Some suppliers are offering in-home displays that can connect to your Wi-Fi, so you can access all your data whenever and wherever you are online or via an app – though this is optional.
If your in-home display breaks or develops a fault, you can get a new one for free if you've had it less than 12 months. After this, you may need to pay for a replacement.
Smart meters are NOT mandatory but...
...all suppliers will eventually be required to offer you them and may not be able to give you an alternative.
Because energy meters don't last forever - with a shelf-life of around 10-20 years (depending on the type of meter) - suppliers need to replace older meters to ensure they're safe and continue to give accurate readings.
According to Ofgem, if your existing meter is in need of replacement, your energy supplier is required to replace it with a smart meter unless there's a good reason not to. So even though smart meters are not mandatory, because they're expected to become the default meter used in Great Britain, it may not be possible for energy suppliers to replace an old traditional meter with a new traditional meter - even if you request it. If you do end up with a smart meter and you really don't want one right now, you can request this to be put into 'dumb mode'.

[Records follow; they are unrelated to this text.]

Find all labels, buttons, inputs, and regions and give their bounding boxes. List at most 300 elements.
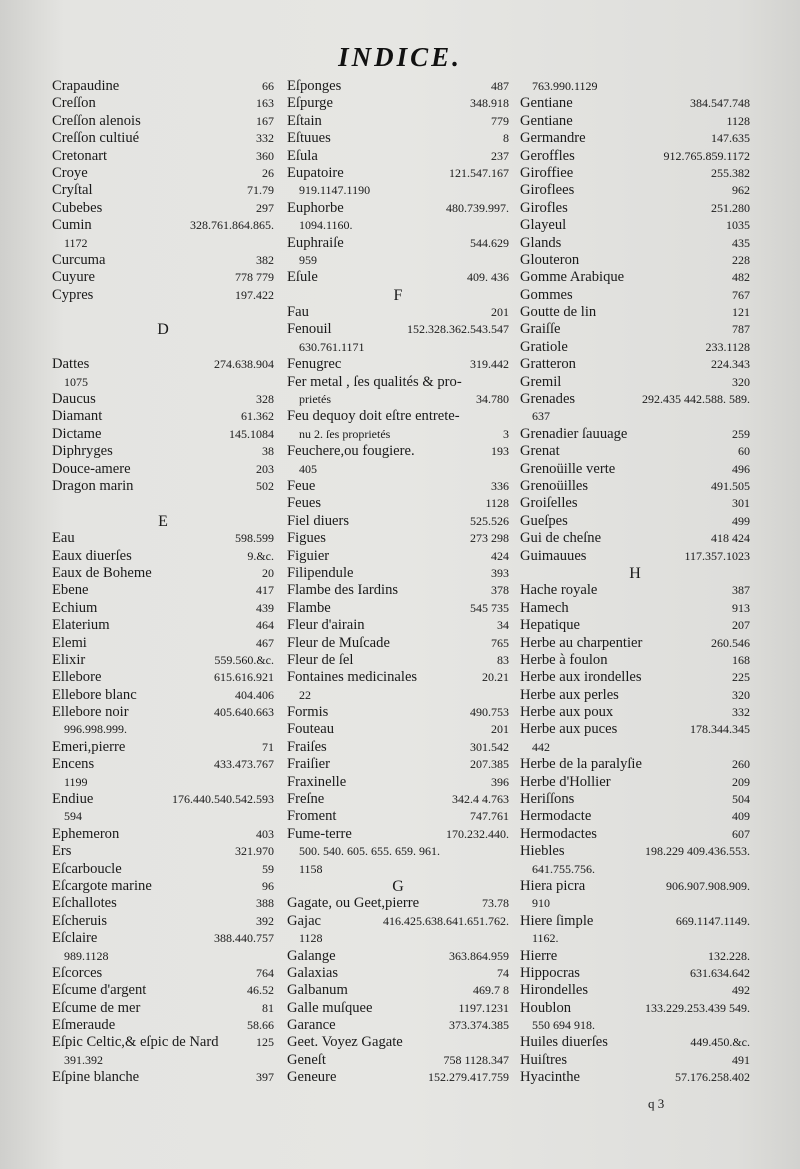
index-entry (287, 426, 509, 443)
index-entry (52, 739, 274, 756)
entry-page-numbers: 765 (491, 635, 509, 650)
index-entry (287, 530, 509, 547)
page-title: INDICE. (338, 42, 462, 72)
entry-page-numbers: 404.406 (235, 687, 274, 702)
entry-page-numbers: 382 (256, 252, 274, 267)
entry-term: Eſtuues (287, 130, 331, 147)
entry-page-numbers: 906.907.908.909. (666, 878, 750, 893)
entry-page-numbers: 418 424 (711, 531, 750, 546)
entry-page-numbers: 502 (256, 478, 274, 493)
entry-term: Elemi (52, 634, 87, 651)
entry-term: Giroflees (520, 182, 575, 199)
index-entry (287, 982, 509, 999)
entry-page-numbers: 348.918 (470, 96, 509, 111)
entry-term: Gueſpes (520, 512, 568, 529)
entry-page-numbers: 198.229 409.436.553. (645, 844, 750, 859)
entry-term: Gentiane (520, 95, 573, 112)
index-entry (287, 861, 509, 878)
index-entry (52, 965, 274, 982)
index-entry (52, 930, 274, 947)
entry-term: Ephemeron (52, 825, 120, 842)
index-entry (52, 252, 274, 269)
index-entry (287, 652, 509, 669)
entry-term: Grenoüilles (520, 477, 589, 494)
index-entry (520, 652, 750, 669)
index-entry (287, 774, 509, 791)
entry-page-numbers: 167 (256, 113, 274, 128)
index-entry (287, 217, 509, 234)
entry-term: Fontaines medicinales (287, 669, 418, 686)
entry-term: Gratiole (520, 338, 568, 355)
index-entry (520, 252, 750, 269)
index-entry (52, 617, 274, 634)
entry-term: Hermodacte (520, 808, 592, 825)
entry-page-numbers: 962 (732, 183, 750, 198)
entry-term: Galle muſquee (287, 999, 373, 1016)
spacer (52, 495, 274, 512)
entry-page-numbers: 487 (491, 79, 509, 93)
entry-term: Eſcume de mer (52, 999, 141, 1016)
entry-term: Dragon marin (52, 477, 134, 494)
entry-page-numbers: 274.638.904 (214, 357, 274, 372)
entry-term: Hippocras (520, 964, 580, 981)
entry-page-numbers: 201 (491, 722, 509, 737)
index-entry (520, 269, 750, 286)
entry-page-numbers: 292.435 442.588. 589. (642, 392, 750, 407)
entry-term: Grenat (520, 443, 560, 460)
entry-term: Hiere ſimple (520, 912, 594, 929)
entry-page-numbers: 301 (732, 496, 750, 511)
index-entry (287, 356, 509, 373)
entry-page-numbers: 758 1128.347 (443, 1052, 509, 1067)
entry-term: Creſſon (52, 95, 96, 112)
entry-page-numbers: 301.542 (470, 739, 509, 754)
entry-term: Garance (287, 1017, 336, 1034)
index-entry (287, 269, 509, 286)
entry-page-numbers: 197.422 (235, 287, 274, 302)
entry-page-numbers: 363.864.959 (449, 948, 509, 963)
index-entry (520, 374, 750, 391)
entry-term: Herbe à foulon (520, 651, 608, 668)
entry-page-numbers: 255.382 (711, 165, 750, 180)
entry-page-numbers: 360 (256, 148, 274, 163)
index-entry (52, 1034, 274, 1051)
entry-continuation: 1128 (299, 931, 323, 946)
entry-page-numbers: 26 (262, 165, 274, 180)
index-column-1 (52, 78, 274, 1087)
index-entry (287, 965, 509, 982)
index-entry (287, 443, 509, 460)
entry-term: Fleur de ſel (287, 651, 354, 668)
entry-page-numbers: 1035 (726, 218, 750, 233)
entry-page-numbers: 224.343 (711, 357, 750, 372)
entry-continuation: 405 (299, 461, 317, 476)
index-entry (520, 913, 750, 930)
index-entry (52, 948, 274, 965)
entry-term: Emeri,pierre (52, 738, 126, 755)
entry-term: Glayeul (520, 217, 567, 234)
entry-page-numbers: 178.344.345 (690, 722, 750, 737)
index-entry (52, 1052, 274, 1069)
entry-page-numbers: 393 (491, 565, 509, 580)
entry-term: Herbe aux irondelles (520, 669, 642, 686)
entry-term: Groiſelles (520, 495, 578, 512)
entry-page-numbers: 132.228. (708, 948, 750, 963)
entry-page-numbers: 912.765.859.1172 (663, 148, 750, 163)
index-entry (287, 565, 509, 582)
entry-page-numbers: 20.21 (482, 670, 509, 685)
entry-term: Echium (52, 599, 98, 616)
index-entry (287, 1052, 509, 1069)
entry-term: Gagate, ou Geet,pierre (287, 895, 420, 912)
index-entry (520, 704, 750, 721)
entry-term: Grenades (520, 391, 576, 408)
entry-term: Eſcume d'argent (52, 982, 147, 999)
entry-continuation: 637 (532, 409, 550, 424)
index-entry (52, 287, 274, 304)
index-entry (287, 252, 509, 269)
index-entry (520, 756, 750, 773)
entry-term: Elaterium (52, 617, 110, 634)
entry-page-numbers: 787 (732, 322, 750, 337)
entry-term: Grenoüille verte (520, 460, 616, 477)
entry-term: Eſcargote marine (52, 877, 152, 894)
index-entry (287, 339, 509, 356)
index-entry (287, 635, 509, 652)
index-entry (520, 930, 750, 947)
index-entry (52, 478, 274, 495)
index-entry (520, 391, 750, 408)
index-entry (52, 374, 274, 391)
entry-page-numbers: 396 (491, 774, 509, 789)
entry-page-numbers: 384.547.748 (690, 96, 750, 111)
entry-term: Herbe aux perles (520, 686, 619, 703)
entry-term: Feue (287, 477, 316, 494)
entry-term: Gajac (287, 912, 322, 929)
index-entry (287, 1017, 509, 1034)
index-entry (287, 600, 509, 617)
index-entry (520, 1069, 750, 1086)
index-entry (52, 600, 274, 617)
entry-page-numbers: 433.473.767 (214, 757, 274, 772)
section-letter: G (392, 877, 404, 895)
index-entry (287, 791, 509, 808)
entry-page-numbers: 34 (497, 618, 509, 633)
index-entry (520, 721, 750, 738)
index-entry (287, 391, 509, 408)
entry-term: Glouteron (520, 251, 580, 268)
entry-page-numbers: 83 (497, 652, 509, 667)
entry-term: Creſſon cultiué (52, 130, 140, 147)
entry-term: Dattes (52, 356, 90, 373)
entry-term: Flambe (287, 599, 331, 616)
index-entry (287, 408, 509, 425)
index-entry (520, 826, 750, 843)
entry-page-numbers: 61.362 (241, 409, 274, 424)
entry-term: Herbe aux poux (520, 704, 614, 721)
index-entry (520, 356, 750, 373)
entry-term: Froment (287, 808, 337, 825)
entry-term: Daucus (52, 391, 96, 408)
entry-page-numbers: 297 (256, 200, 274, 215)
entry-page-numbers: 615.616.921 (214, 670, 274, 685)
entry-page-numbers: 607 (732, 826, 750, 841)
entry-continuation: 919.1147.1190 (299, 183, 371, 198)
entry-term: Filipendule (287, 564, 354, 581)
index-entry (52, 704, 274, 721)
entry-term: Eaux de Boheme (52, 564, 152, 581)
index-entry (520, 235, 750, 252)
entry-page-numbers: 1197.1231 (458, 1000, 509, 1015)
entry-page-numbers: 152.328.362.543.547 (407, 322, 509, 337)
entry-continuation: 996.998.999. (64, 722, 127, 737)
spacer (52, 339, 274, 356)
entry-term: Fraiſier (287, 756, 330, 773)
index-entry (52, 1017, 274, 1034)
signature-mark: q 3 (648, 1096, 665, 1111)
entry-page-numbers: 491 (732, 1052, 750, 1067)
entry-page-numbers: 328.761.864.865. (190, 218, 274, 233)
index-entry (52, 635, 274, 652)
entry-page-numbers: 913 (732, 600, 750, 615)
entry-page-numbers: 46.52 (247, 983, 274, 998)
entry-term: Hiebles (520, 843, 565, 860)
entry-page-numbers: 397 (256, 1070, 274, 1085)
entry-term: Hermodactes (520, 825, 597, 842)
index-entry (287, 495, 509, 512)
entry-page-numbers: 73.78 (482, 896, 509, 911)
index-entry (52, 148, 274, 165)
index-entry (52, 826, 274, 843)
entry-term: Fraxinelle (287, 773, 347, 790)
index-entry (52, 200, 274, 217)
entry-term: Galbanum (287, 982, 348, 999)
index-entry (52, 408, 274, 425)
entry-page-numbers: 273 298 (470, 531, 509, 546)
entry-page-numbers: 480.739.997. (446, 200, 509, 215)
entry-term: Galaxias (287, 964, 339, 981)
entry-term: Heriſſons (520, 791, 575, 808)
entry-term: Ellebore noir (52, 704, 129, 721)
entry-page-numbers: 121.547.167 (449, 165, 509, 180)
entry-term: Gentiane (520, 112, 573, 129)
entry-term: Cumin (52, 217, 92, 234)
index-entry (520, 669, 750, 686)
entry-page-numbers: 388 (256, 896, 274, 911)
index-entry (52, 861, 274, 878)
entry-term: Euphorbe (287, 199, 344, 216)
entry-page-numbers: 525.526 (470, 513, 509, 528)
entry-page-numbers: 57.176.258.402 (675, 1070, 750, 1085)
entry-page-numbers: 168 (732, 652, 750, 667)
entry-page-numbers: 259 (732, 426, 750, 441)
entry-page-numbers: 435 (732, 235, 750, 250)
index-entry (520, 878, 750, 895)
entry-page-numbers: 260.546 (711, 635, 750, 650)
entry-page-numbers: 779 (491, 113, 509, 128)
index-entry (520, 217, 750, 234)
entry-term: Diphryges (52, 443, 113, 460)
index-entry (520, 965, 750, 982)
entry-page-numbers: 409 (732, 809, 750, 824)
entry-page-numbers: 336 (491, 478, 509, 493)
index-entry (287, 95, 509, 112)
index-entry (520, 1052, 750, 1069)
entry-term: Cuyure (52, 269, 95, 286)
entry-page-numbers: 163 (256, 96, 274, 111)
index-entry (52, 530, 274, 547)
entry-page-numbers: 409. 436 (467, 270, 509, 285)
entry-term: Eſponges (287, 78, 342, 94)
entry-term: Euphraiſe (287, 234, 344, 251)
entry-continuation: 641.755.756. (532, 861, 595, 876)
index-entry (287, 200, 509, 217)
entry-term: Fouteau (287, 721, 335, 738)
index-entry (520, 426, 750, 443)
entry-term: Fau (287, 304, 309, 321)
entry-term: Cypres (52, 286, 94, 303)
index-entry (520, 443, 750, 460)
index-entry (287, 113, 509, 130)
index-entry (52, 895, 274, 912)
entry-term: Eſchallotes (52, 895, 117, 912)
entry-page-numbers: 209 (732, 774, 750, 789)
index-entry (520, 304, 750, 321)
index-entry (287, 513, 509, 530)
index-entry (52, 130, 274, 147)
index-entry (520, 321, 750, 338)
index-entry (52, 461, 274, 478)
entry-page-numbers: 778 779 (235, 270, 274, 285)
entry-term: Goutte de lin (520, 304, 597, 321)
index-entry (287, 1069, 509, 1086)
entry-page-numbers: 342.4 4.763 (452, 792, 509, 807)
entry-term: Freſne (287, 791, 325, 808)
entry-page-numbers: 319.442 (470, 357, 509, 372)
entry-term: Ellebore (52, 669, 102, 686)
entry-page-numbers: 38 (262, 444, 274, 459)
entry-page-numbers: 225 (732, 670, 750, 685)
entry-page-numbers: 1128 (726, 113, 750, 128)
index-entry (52, 913, 274, 930)
entry-term: Cryſtal (52, 182, 93, 199)
index-entry (52, 165, 274, 182)
entry-term: Ers (52, 843, 72, 860)
index-entry (520, 182, 750, 199)
entry-page-numbers: 388.440.757 (214, 931, 274, 946)
entry-term: Geneure (287, 1069, 337, 1086)
entry-page-numbers: 499 (732, 513, 750, 528)
entry-term: Endiue (52, 791, 94, 808)
entry-term: Figues (287, 530, 326, 547)
entry-page-numbers: 9.&c. (247, 548, 274, 563)
index-entry (287, 948, 509, 965)
entry-term: Hache royale (520, 582, 598, 599)
entry-page-numbers: 504 (732, 792, 750, 807)
entry-term: Hepatique (520, 617, 580, 634)
entry-page-numbers: 449.450.&c. (690, 1035, 750, 1050)
index-entry (520, 478, 750, 495)
entry-page-numbers: 387 (732, 583, 750, 598)
section-letter: E (158, 512, 168, 530)
entry-term: Feuchere,ou fougiere. (287, 443, 415, 460)
entry-continuation: 989.1128 (64, 948, 109, 963)
entry-page-numbers: 405.640.663 (214, 705, 274, 720)
entry-term: Huiles diuerſes (520, 1034, 608, 1051)
index-entry (520, 461, 750, 478)
index-entry (520, 635, 750, 652)
index-column-3 (520, 78, 750, 1087)
index-entry (520, 982, 750, 999)
entry-continuation: 1199 (64, 774, 88, 789)
entry-term: Diamant (52, 408, 103, 425)
entry-page-numbers: 74 (497, 965, 509, 980)
entry-term: Curcuma (52, 251, 106, 268)
index-entry (287, 843, 509, 860)
entry-continuation: prietés (299, 392, 331, 407)
section-letter: D (157, 321, 169, 339)
entry-term: Glands (520, 234, 562, 251)
entry-term: Houblon (520, 999, 572, 1016)
entry-page-numbers: 378 (491, 583, 509, 598)
index-entry (520, 408, 750, 425)
entry-term: Figuier (287, 547, 330, 564)
entry-term: Fenouil (287, 321, 332, 338)
entry-page-numbers: 559.560.&c. (214, 652, 274, 667)
entry-page-numbers: 467 (256, 635, 274, 650)
entry-term: Eſpic Celtic,& eſpic de Nard (52, 1034, 219, 1051)
index-entry (52, 217, 274, 234)
index-entry (52, 95, 274, 112)
entry-term: Elixir (52, 651, 86, 668)
entry-page-numbers: 491.505 (711, 478, 750, 493)
entry-term: Gui de cheſne (520, 530, 602, 547)
section-letter: H (629, 564, 641, 582)
entry-term: Encens (52, 756, 95, 773)
index-entry (520, 1000, 750, 1017)
index-entry (520, 200, 750, 217)
entry-term: Graiſſe (520, 321, 561, 338)
index-entry (287, 756, 509, 773)
entry-page-numbers: 125 (256, 1035, 274, 1050)
entry-page-numbers: 373.374.385 (449, 1018, 509, 1033)
entry-page-numbers: 228 (732, 252, 750, 267)
entry-page-numbers: 417 (256, 583, 274, 598)
index-entry (287, 1034, 509, 1051)
entry-page-numbers: 58.66 (247, 1018, 274, 1033)
index-entry (52, 113, 274, 130)
index-entry (52, 982, 274, 999)
entry-page-numbers: 176.440.540.542.593 (172, 792, 274, 807)
index-entry (52, 565, 274, 582)
index-entry (520, 895, 750, 912)
entry-term: Dictame (52, 425, 102, 442)
entry-page-numbers: 320 (732, 687, 750, 702)
index-entry (287, 165, 509, 182)
entry-continuation: 910 (532, 896, 550, 911)
entry-term: Girofles (520, 199, 568, 216)
entry-page-numbers: 207.385 (470, 757, 509, 772)
entry-term: Hamech (520, 599, 569, 616)
entry-term: Gommes (520, 286, 573, 303)
index-entry (520, 1017, 750, 1034)
index-entry (287, 321, 509, 338)
entry-term: Geet. Voyez Gagate (287, 1034, 403, 1051)
entry-term: Germandre (520, 130, 586, 147)
entry-page-numbers: 237 (491, 148, 509, 163)
entry-page-numbers: 8 (503, 131, 509, 146)
entry-page-numbers: 544.629 (470, 235, 509, 250)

It's worth bearing in mind, before the energy crisis, some suppliers – particularly the big six – were making smart meters a condition of getting their cheapest deals (if you're eligible to get them), so it's worth looking out for.
So for now, you're free to say no and can change your mind if you decide you want one at a later date, simply contact your supplier to ask. You can read more about smart meter installation in our guide Can I refuse a smart meter?
Smart meters are not the same as smart thermostats
It's easy to confuse smart meters and in-home displays for smart thermostats, but they're actually different pieces of kit. Smart thermostats – such as those from Hive, Nest, and Tado – allow you to control your thermostat remotely. This means you can switch the heating on or off online or via an app, letting you control it when you're not in, so you can come back to a warm home or stop wasting heat on an empty one.
Smart meters can't do this – you won't be able to control any appliances remotely. However, smart thermostats won't help you get more accurate bills as they don't communicate with your energy supplier, and though some can provide information on your energy use, it won't be as instant as the in-home display.
Smart thermostats typically cost £150-£300, often including installation by a qualified electrician – see Smart Thermostats for more info.